Figure 5 shows the runtime difference between the Evolutionary method and the Minimisation method (\( x \)-axis) in seconds. In the case of the Evolutionary method, it is clear that the time spent in each iteration is constant. Comparing both methods, the minimisation one is clearly faster than the evolutionary one, although both have a polynomial computational cost with respect to the number of correspondences used to deduct the GM. Finally, comparing the three plots, we realise the number of elements \( N \) in the sets seems to have almost no influence on the runtime.

Fig. 5.
figure 5

Average difference of runtime (seconds) between the Evolutionary method and Minimisation method (\( x \)-axis) for \( N = 5 \), \( N = 10 \) and \( N = 30 \).

6 Conclusions and Future Work

We have presented two methods to deduct the GM correspondence. The first one, called Minimisation method, computes the exact GM in a reduced runtime, but it is bounded to the use of the HD. Since it is based on the solution of the SLAP, it is limited in scalability for the cases where correspondences have a large size. The second one, called Evolutionary method, obtains a fair approximation of the GM, and may be used with any type of distance between correspondences. This method has better scalability, given that although there is a SLAP solution required (step 1), it only takes into consideration the distance between correspondences, and not the correspondences themselves as in the Minimisation method. Notice that the Evolutionary method has been a viable solution for the approximation of the GM of strings and graphs [20], since these structures imply second order relations and therefore finding their exact GM has an exponential cost.

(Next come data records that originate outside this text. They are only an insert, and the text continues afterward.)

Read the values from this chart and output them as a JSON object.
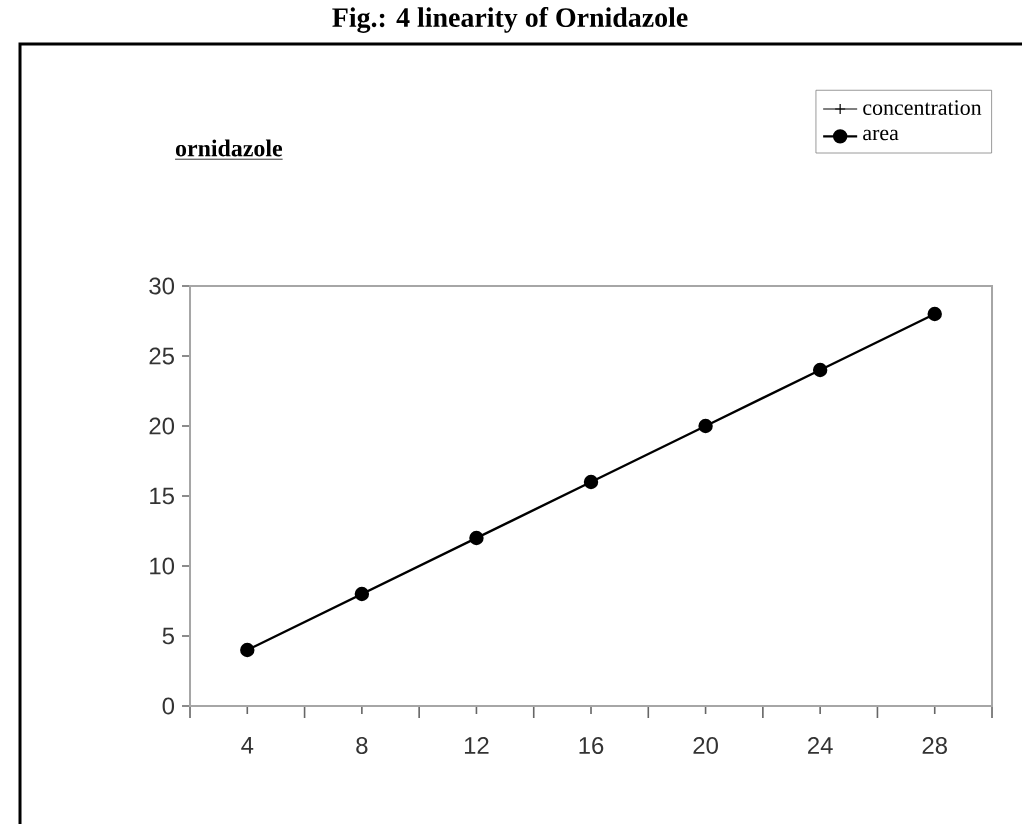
{
  "chart_data": {
    "type": "line",
    "title": "Fig.: 4 linearity of Ornidazole",
    "subtitle": "ornidazole",
    "categories": [
      "4",
      "8",
      "12",
      "16",
      "20",
      "24",
      "28"
    ],
    "series": [
      {
        "name": "concentration",
        "color": "#000000",
        "marker": "cross",
        "values": [
          null,
          null,
          null,
          null,
          null,
          null,
          null
        ]
      },
      {
        "name": "area",
        "color": "#000000",
        "marker": "circle",
        "values": [
          4,
          8,
          12,
          16,
          20,
          24,
          28
        ]
      }
    ],
    "ylim": [
      0,
      30
    ],
    "yticks": [
      0,
      5,
      10,
      15,
      20,
      25,
      30
    ],
    "grid": false,
    "legend": "top right",
    "line_style": "solid"
  }
}
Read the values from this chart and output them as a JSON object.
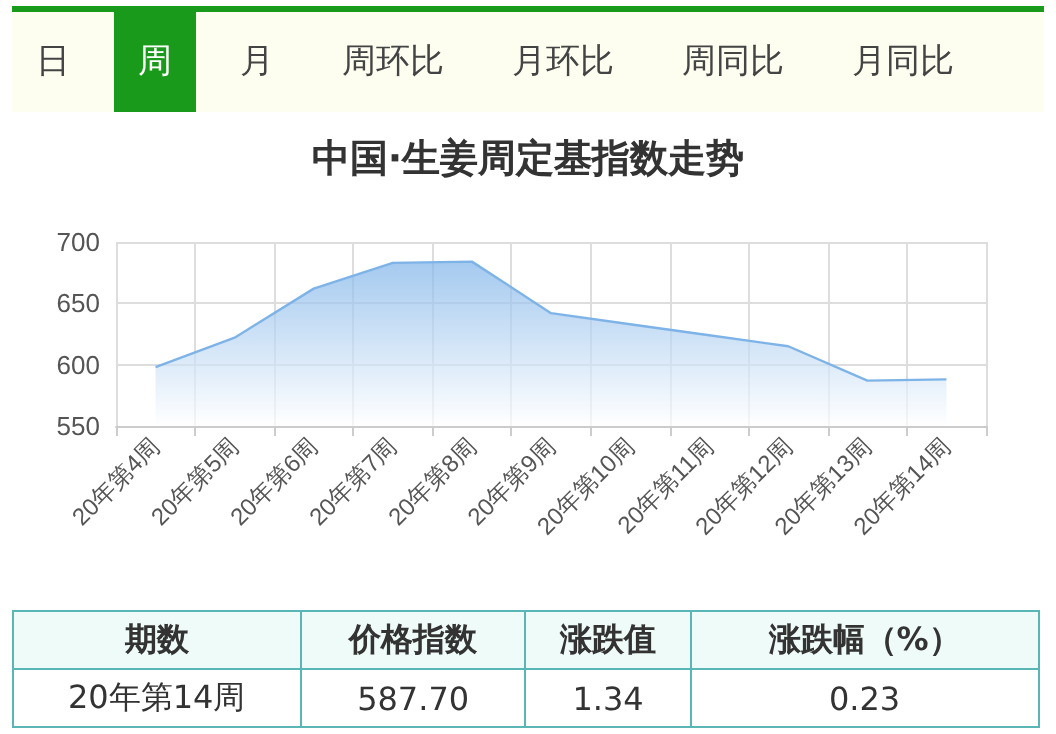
{
  "chart_data": {
    "type": "area",
    "title": "中国·生姜周定基指数走势",
    "categories": [
      "20年第4周",
      "20年第5周",
      "20年第6周",
      "20年第7周",
      "20年第8周",
      "20年第9周",
      "20年第10周",
      "20年第11周",
      "20年第12周",
      "20年第13周",
      "20年第14周"
    ],
    "series": [
      {
        "color": "#7eb3e8",
        "values": [
          598,
          622,
          662,
          683,
          684,
          642,
          633,
          624,
          615,
          587,
          588
        ]
      }
    ],
    "ylim": [
      550,
      700
    ],
    "yticks": [
      550,
      600,
      650,
      700
    ],
    "grid": true,
    "marker": "none",
    "line_style": "solid",
    "annotations": [
      "日",
      "周",
      "月",
      "周环比",
      "月环比",
      "周同比",
      "月同比",
      "期数",
      "价格指数",
      "涨跌值",
      "涨跌幅（%）",
      "20年第14周",
      "587.70",
      "1.34",
      "0.23"
    ]
  }
}
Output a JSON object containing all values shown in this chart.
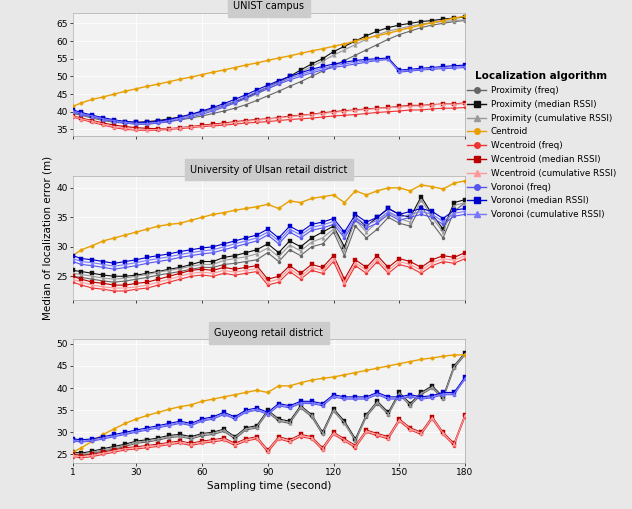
{
  "title": "Localization algorithm",
  "ylabel": "Median of localization error (m)",
  "xlabel": "Sampling time (second)",
  "subplots": [
    "UNIST campus",
    "University of Ulsan retail district",
    "Guyeong retail district"
  ],
  "x": [
    1,
    5,
    10,
    15,
    20,
    25,
    30,
    35,
    40,
    45,
    50,
    55,
    60,
    65,
    70,
    75,
    80,
    85,
    90,
    95,
    100,
    105,
    110,
    115,
    120,
    125,
    130,
    135,
    140,
    145,
    150,
    155,
    160,
    165,
    170,
    175,
    180
  ],
  "series": [
    {
      "label": "Proximity (freq)",
      "color": "#666666",
      "marker": "o",
      "lw": 0.8,
      "ms": 2.2
    },
    {
      "label": "Proximity (median RSSI)",
      "color": "#111111",
      "marker": "s",
      "lw": 0.8,
      "ms": 2.2
    },
    {
      "label": "Proximity (cumulative RSSI)",
      "color": "#999999",
      "marker": "^",
      "lw": 0.8,
      "ms": 2.5
    },
    {
      "label": "Centroid",
      "color": "#E8A000",
      "marker": "o",
      "lw": 1.0,
      "ms": 2.5
    },
    {
      "label": "Wcentroid (freq)",
      "color": "#EE3333",
      "marker": "o",
      "lw": 0.8,
      "ms": 2.2
    },
    {
      "label": "Wcentroid (median RSSI)",
      "color": "#BB0000",
      "marker": "s",
      "lw": 0.8,
      "ms": 2.2
    },
    {
      "label": "Wcentroid (cumulative RSSI)",
      "color": "#FF9999",
      "marker": "^",
      "lw": 0.8,
      "ms": 2.5
    },
    {
      "label": "Voronoi (freq)",
      "color": "#5555EE",
      "marker": "o",
      "lw": 0.8,
      "ms": 2.2
    },
    {
      "label": "Voronoi (median RSSI)",
      "color": "#0000CC",
      "marker": "s",
      "lw": 0.8,
      "ms": 2.2
    },
    {
      "label": "Voronoi (cumulative RSSI)",
      "color": "#7777FF",
      "marker": "^",
      "lw": 0.8,
      "ms": 2.5
    }
  ],
  "data": {
    "UNIST campus": [
      [
        39.5,
        39.0,
        38.2,
        37.5,
        37.0,
        36.8,
        36.5,
        36.5,
        36.8,
        37.2,
        37.7,
        38.2,
        38.8,
        39.5,
        40.2,
        41.0,
        42.0,
        43.2,
        44.5,
        45.8,
        47.2,
        48.5,
        50.0,
        51.5,
        53.0,
        54.5,
        56.0,
        57.5,
        59.0,
        60.5,
        61.8,
        62.8,
        63.8,
        64.5,
        65.0,
        65.5,
        65.8
      ],
      [
        40.0,
        39.5,
        38.8,
        38.0,
        37.5,
        37.2,
        37.0,
        37.2,
        37.5,
        38.0,
        38.5,
        39.2,
        40.0,
        40.8,
        41.8,
        42.8,
        44.0,
        45.5,
        47.0,
        48.5,
        50.0,
        51.8,
        53.5,
        55.0,
        57.0,
        58.5,
        60.0,
        61.5,
        62.8,
        63.8,
        64.5,
        65.0,
        65.5,
        65.8,
        66.2,
        66.5,
        66.8
      ],
      [
        39.8,
        39.2,
        38.5,
        37.8,
        37.2,
        36.9,
        36.7,
        36.8,
        37.2,
        37.7,
        38.2,
        38.9,
        39.7,
        40.5,
        41.5,
        42.5,
        43.7,
        45.0,
        46.5,
        48.0,
        49.5,
        51.2,
        52.8,
        54.3,
        56.0,
        57.5,
        59.0,
        60.5,
        61.8,
        62.8,
        63.5,
        64.2,
        64.8,
        65.2,
        65.5,
        65.8,
        66.0
      ],
      [
        41.5,
        42.5,
        43.5,
        44.2,
        45.0,
        45.8,
        46.5,
        47.2,
        47.8,
        48.5,
        49.2,
        49.8,
        50.5,
        51.2,
        51.8,
        52.5,
        53.2,
        53.8,
        54.5,
        55.2,
        55.8,
        56.5,
        57.2,
        57.8,
        58.5,
        59.2,
        60.0,
        60.8,
        61.5,
        62.2,
        63.0,
        63.8,
        64.5,
        65.2,
        65.8,
        66.5,
        67.0
      ],
      [
        38.5,
        37.8,
        37.0,
        36.2,
        35.5,
        35.0,
        34.8,
        34.7,
        34.8,
        35.0,
        35.2,
        35.5,
        35.8,
        36.0,
        36.2,
        36.5,
        36.8,
        37.0,
        37.2,
        37.5,
        37.8,
        38.0,
        38.2,
        38.5,
        38.8,
        39.0,
        39.2,
        39.5,
        39.8,
        40.0,
        40.2,
        40.5,
        40.5,
        40.8,
        41.0,
        41.0,
        41.2
      ],
      [
        38.8,
        38.2,
        37.5,
        36.8,
        36.2,
        35.8,
        35.5,
        35.3,
        35.2,
        35.2,
        35.5,
        35.8,
        36.2,
        36.5,
        36.8,
        37.2,
        37.5,
        37.8,
        38.0,
        38.3,
        38.8,
        39.0,
        39.3,
        39.7,
        40.0,
        40.3,
        40.5,
        40.8,
        41.0,
        41.2,
        41.5,
        41.8,
        41.8,
        42.0,
        42.2,
        42.2,
        42.5
      ],
      [
        38.7,
        38.0,
        37.3,
        36.5,
        35.8,
        35.3,
        35.0,
        34.9,
        35.0,
        35.2,
        35.4,
        35.7,
        36.0,
        36.3,
        36.6,
        37.0,
        37.3,
        37.6,
        37.9,
        38.2,
        38.6,
        38.9,
        39.2,
        39.5,
        39.8,
        40.1,
        40.4,
        40.6,
        40.9,
        41.1,
        41.3,
        41.6,
        41.6,
        41.9,
        42.1,
        42.1,
        42.3
      ],
      [
        40.0,
        39.2,
        38.5,
        37.8,
        37.2,
        36.8,
        36.5,
        36.5,
        36.8,
        37.2,
        37.8,
        38.5,
        39.3,
        40.2,
        41.3,
        42.5,
        43.8,
        45.2,
        46.5,
        47.8,
        49.0,
        50.0,
        51.0,
        51.8,
        52.5,
        53.0,
        53.5,
        54.0,
        54.5,
        54.8,
        51.2,
        51.5,
        51.8,
        52.0,
        52.2,
        52.3,
        52.5
      ],
      [
        40.5,
        39.8,
        39.0,
        38.3,
        37.7,
        37.2,
        37.0,
        37.0,
        37.3,
        37.8,
        38.5,
        39.3,
        40.2,
        41.2,
        42.3,
        43.5,
        44.8,
        46.2,
        47.5,
        48.8,
        50.0,
        51.0,
        52.0,
        52.8,
        53.5,
        54.0,
        54.5,
        54.8,
        55.0,
        55.2,
        51.8,
        52.0,
        52.3,
        52.5,
        52.8,
        53.0,
        53.2
      ],
      [
        40.2,
        39.5,
        38.8,
        38.0,
        37.5,
        37.0,
        36.7,
        36.7,
        37.0,
        37.5,
        38.2,
        39.0,
        39.8,
        40.8,
        41.8,
        43.0,
        44.3,
        45.7,
        47.0,
        48.3,
        49.5,
        50.5,
        51.5,
        52.3,
        53.0,
        53.5,
        54.0,
        54.3,
        54.6,
        54.8,
        51.5,
        51.8,
        52.0,
        52.3,
        52.5,
        52.7,
        52.8
      ]
    ],
    "University of Ulsan retail district": [
      [
        25.0,
        24.8,
        24.5,
        24.2,
        24.0,
        24.2,
        24.5,
        24.8,
        25.2,
        25.5,
        25.8,
        26.2,
        26.5,
        26.5,
        27.0,
        27.2,
        27.5,
        27.8,
        29.0,
        27.5,
        29.5,
        28.5,
        30.0,
        30.5,
        32.5,
        28.5,
        33.5,
        31.5,
        33.0,
        35.0,
        34.0,
        33.5,
        37.0,
        34.0,
        31.5,
        36.0,
        37.5
      ],
      [
        26.0,
        25.8,
        25.5,
        25.2,
        25.0,
        25.0,
        25.2,
        25.5,
        25.8,
        26.2,
        26.5,
        27.0,
        27.5,
        27.5,
        28.2,
        28.5,
        29.0,
        29.5,
        30.5,
        29.0,
        31.0,
        30.0,
        31.5,
        32.5,
        33.5,
        30.0,
        35.0,
        33.5,
        35.0,
        36.5,
        35.5,
        35.0,
        38.5,
        35.5,
        33.0,
        37.5,
        38.0
      ],
      [
        25.5,
        25.3,
        25.0,
        24.7,
        24.5,
        24.7,
        25.0,
        25.3,
        25.7,
        26.0,
        26.3,
        26.7,
        27.0,
        27.0,
        27.7,
        28.0,
        28.3,
        28.8,
        29.8,
        28.3,
        30.3,
        29.3,
        30.8,
        31.5,
        33.0,
        29.5,
        34.5,
        32.5,
        34.2,
        35.8,
        34.8,
        34.2,
        38.0,
        35.0,
        32.5,
        37.0,
        37.5
      ],
      [
        28.5,
        29.5,
        30.2,
        31.0,
        31.5,
        32.0,
        32.5,
        33.0,
        33.5,
        33.8,
        34.0,
        34.5,
        35.0,
        35.5,
        35.8,
        36.2,
        36.5,
        36.8,
        37.2,
        36.5,
        37.8,
        37.5,
        38.2,
        38.5,
        38.8,
        37.5,
        39.5,
        38.8,
        39.5,
        40.0,
        40.0,
        39.5,
        40.5,
        40.2,
        39.8,
        40.8,
        41.2
      ],
      [
        24.0,
        23.5,
        23.0,
        22.8,
        22.5,
        22.5,
        22.8,
        23.0,
        23.5,
        24.0,
        24.5,
        25.0,
        25.2,
        25.0,
        25.5,
        25.2,
        25.5,
        25.8,
        23.5,
        24.0,
        25.8,
        24.5,
        26.0,
        25.5,
        27.5,
        23.5,
        26.8,
        25.5,
        27.5,
        25.5,
        27.0,
        26.5,
        25.5,
        26.8,
        27.5,
        27.2,
        28.0
      ],
      [
        25.0,
        24.5,
        24.0,
        23.8,
        23.5,
        23.5,
        23.8,
        24.0,
        24.5,
        25.0,
        25.5,
        26.0,
        26.2,
        26.0,
        26.5,
        26.2,
        26.5,
        26.8,
        24.5,
        25.0,
        26.8,
        25.5,
        27.0,
        26.5,
        28.5,
        24.5,
        27.8,
        26.5,
        28.5,
        26.5,
        28.0,
        27.5,
        26.5,
        27.8,
        28.5,
        28.2,
        29.0
      ],
      [
        24.5,
        24.0,
        23.5,
        23.2,
        23.0,
        23.0,
        23.2,
        23.5,
        24.0,
        24.5,
        25.0,
        25.5,
        25.7,
        25.5,
        26.0,
        25.7,
        26.0,
        26.3,
        24.0,
        24.5,
        26.3,
        25.0,
        26.5,
        26.0,
        28.0,
        24.0,
        27.3,
        26.0,
        28.0,
        26.0,
        27.5,
        27.0,
        26.0,
        27.3,
        28.0,
        27.7,
        28.5
      ],
      [
        27.5,
        27.0,
        26.8,
        26.5,
        26.2,
        26.5,
        26.8,
        27.2,
        27.5,
        27.8,
        28.2,
        28.5,
        28.8,
        29.0,
        29.5,
        30.0,
        30.5,
        31.0,
        32.0,
        30.5,
        32.5,
        31.5,
        32.8,
        33.2,
        33.8,
        31.5,
        34.5,
        33.2,
        34.0,
        35.5,
        34.5,
        35.0,
        35.5,
        35.0,
        33.8,
        35.2,
        35.5
      ],
      [
        28.5,
        28.0,
        27.8,
        27.5,
        27.2,
        27.5,
        27.8,
        28.2,
        28.5,
        28.8,
        29.2,
        29.5,
        29.8,
        30.0,
        30.5,
        31.0,
        31.5,
        32.0,
        33.0,
        31.5,
        33.5,
        32.5,
        33.8,
        34.2,
        34.8,
        32.5,
        35.5,
        34.2,
        35.0,
        36.5,
        35.5,
        36.0,
        36.5,
        36.0,
        34.8,
        36.2,
        36.5
      ],
      [
        28.0,
        27.5,
        27.3,
        27.0,
        26.7,
        27.0,
        27.3,
        27.7,
        28.0,
        28.3,
        28.7,
        29.0,
        29.3,
        29.5,
        30.0,
        30.5,
        31.0,
        31.5,
        32.5,
        31.0,
        33.0,
        32.0,
        33.3,
        33.7,
        34.3,
        32.0,
        35.0,
        33.7,
        34.5,
        36.0,
        35.0,
        35.5,
        36.0,
        35.5,
        34.3,
        35.7,
        36.0
      ]
    ],
    "Guyeong retail district": [
      [
        25.0,
        24.8,
        25.2,
        25.8,
        26.2,
        26.8,
        27.5,
        27.8,
        28.2,
        28.8,
        29.0,
        28.5,
        29.2,
        29.5,
        30.2,
        28.5,
        30.5,
        31.0,
        34.5,
        32.5,
        32.0,
        35.5,
        33.5,
        29.5,
        34.8,
        32.0,
        28.0,
        33.5,
        36.5,
        34.0,
        38.5,
        36.0,
        38.5,
        40.0,
        37.5,
        44.5,
        47.5
      ],
      [
        25.5,
        25.3,
        25.7,
        26.3,
        26.8,
        27.3,
        28.0,
        28.3,
        28.7,
        29.3,
        29.5,
        29.0,
        29.7,
        30.0,
        30.7,
        29.0,
        31.0,
        31.5,
        35.0,
        33.0,
        32.5,
        36.0,
        34.0,
        30.0,
        35.3,
        32.5,
        28.5,
        34.0,
        37.0,
        34.5,
        39.0,
        36.5,
        39.0,
        40.5,
        38.0,
        45.0,
        48.0
      ],
      [
        25.2,
        25.0,
        25.5,
        26.0,
        26.5,
        27.0,
        27.8,
        28.0,
        28.5,
        29.0,
        29.2,
        28.7,
        29.5,
        29.8,
        30.5,
        28.8,
        30.8,
        31.2,
        34.8,
        32.8,
        32.2,
        35.8,
        33.8,
        29.8,
        35.0,
        32.2,
        28.2,
        33.8,
        36.8,
        34.2,
        38.8,
        36.2,
        38.8,
        40.2,
        37.8,
        44.8,
        47.8
      ],
      [
        25.5,
        26.5,
        28.0,
        29.5,
        30.8,
        32.0,
        33.0,
        33.8,
        34.5,
        35.2,
        35.8,
        36.2,
        37.0,
        37.5,
        38.0,
        38.5,
        39.0,
        39.5,
        39.0,
        40.5,
        40.5,
        41.2,
        41.8,
        42.2,
        42.5,
        43.0,
        43.5,
        44.0,
        44.5,
        45.0,
        45.5,
        46.0,
        46.5,
        46.8,
        47.2,
        47.5,
        47.5
      ],
      [
        24.5,
        24.2,
        24.5,
        25.0,
        25.5,
        26.0,
        26.2,
        26.5,
        26.8,
        27.2,
        27.5,
        27.0,
        27.5,
        27.8,
        28.2,
        27.0,
        28.0,
        28.5,
        25.5,
        28.5,
        27.8,
        29.0,
        28.5,
        26.0,
        29.5,
        28.0,
        26.5,
        30.0,
        29.2,
        28.5,
        32.5,
        30.5,
        29.5,
        33.0,
        29.5,
        27.0,
        33.5
      ],
      [
        25.0,
        24.7,
        25.0,
        25.5,
        26.0,
        26.5,
        26.7,
        27.0,
        27.3,
        27.7,
        28.0,
        27.5,
        28.0,
        28.3,
        28.7,
        27.5,
        28.5,
        29.0,
        26.0,
        29.0,
        28.3,
        29.5,
        29.0,
        26.5,
        30.0,
        28.5,
        27.0,
        30.5,
        29.7,
        29.0,
        33.0,
        31.0,
        30.0,
        33.5,
        30.0,
        27.5,
        34.0
      ],
      [
        24.8,
        24.5,
        24.8,
        25.3,
        25.8,
        26.3,
        26.5,
        26.8,
        27.1,
        27.5,
        27.8,
        27.3,
        27.8,
        28.1,
        28.5,
        27.3,
        28.3,
        28.8,
        25.8,
        28.8,
        28.1,
        29.3,
        28.8,
        26.3,
        29.8,
        28.3,
        26.8,
        30.3,
        29.5,
        28.8,
        32.8,
        30.8,
        29.8,
        33.3,
        29.8,
        27.3,
        33.8
      ],
      [
        28.0,
        27.8,
        28.0,
        28.5,
        29.0,
        29.5,
        30.0,
        30.5,
        31.0,
        31.5,
        32.0,
        31.5,
        32.5,
        33.0,
        34.0,
        33.0,
        34.5,
        35.0,
        34.0,
        36.0,
        35.5,
        36.5,
        36.5,
        36.0,
        38.0,
        37.5,
        37.5,
        37.5,
        38.5,
        37.5,
        37.5,
        38.0,
        37.5,
        37.8,
        38.5,
        38.5,
        42.0
      ],
      [
        28.5,
        28.3,
        28.5,
        29.0,
        29.5,
        30.0,
        30.5,
        31.0,
        31.5,
        32.0,
        32.5,
        32.0,
        33.0,
        33.5,
        34.5,
        33.5,
        35.0,
        35.5,
        34.5,
        36.5,
        36.0,
        37.0,
        37.0,
        36.5,
        38.5,
        38.0,
        38.0,
        38.0,
        39.0,
        38.0,
        38.0,
        38.5,
        38.0,
        38.3,
        39.0,
        39.0,
        42.5
      ],
      [
        28.2,
        28.0,
        28.2,
        28.7,
        29.2,
        29.7,
        30.2,
        30.7,
        31.2,
        31.7,
        32.2,
        31.7,
        32.7,
        33.2,
        34.2,
        33.2,
        34.7,
        35.2,
        34.2,
        36.2,
        35.7,
        36.7,
        36.7,
        36.2,
        38.2,
        37.7,
        37.7,
        37.7,
        38.7,
        37.7,
        37.7,
        38.2,
        37.7,
        38.0,
        38.7,
        38.7,
        42.2
      ]
    ]
  },
  "ylims": {
    "UNIST campus": [
      33,
      68
    ],
    "University of Ulsan retail district": [
      21,
      42
    ],
    "Guyeong retail district": [
      23,
      51
    ]
  },
  "yticks": {
    "UNIST campus": [
      35,
      40,
      45,
      50,
      55,
      60,
      65
    ],
    "University of Ulsan retail district": [
      25,
      30,
      35,
      40
    ],
    "Guyeong retail district": [
      25,
      30,
      35,
      40,
      45,
      50
    ]
  },
  "bg_color": "#E8E8E8",
  "panel_bg": "#F2F2F2",
  "title_bar_color": "#CCCCCC"
}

In the concrete case that the aim is to find the GM of correspondences and the HD can be used, we have shown that this problem can be solved in cubic time (the computational cost of the SLAP) using the Minimisation method. Nevertheless, we consider this paper as a first step towards future research in which other distances between correspondences will be explored, and thus the Evolutionary method should not be discarded for future uses.

We believe that other distances between correspondences which take into consideration not only the element-to-element mapping, but also the structure and attributes of the related elements, could produce more interesting GM correspondences from the application point of view. For instance, in the situation that the correspondences relate attributed graphs, the mapping is defined as node-to-node. In this case, we could consider the local structure of the nodes (its adjacent edges and their terminal nodes) to penalise the cost of the mapping. Then, the Minimisation method would not produce an exact GM and therefore, we would need to compare both algorithms, not only from the runtime point of view, but also in terms of accuracy to deduct the best approximation to the GM correspondence.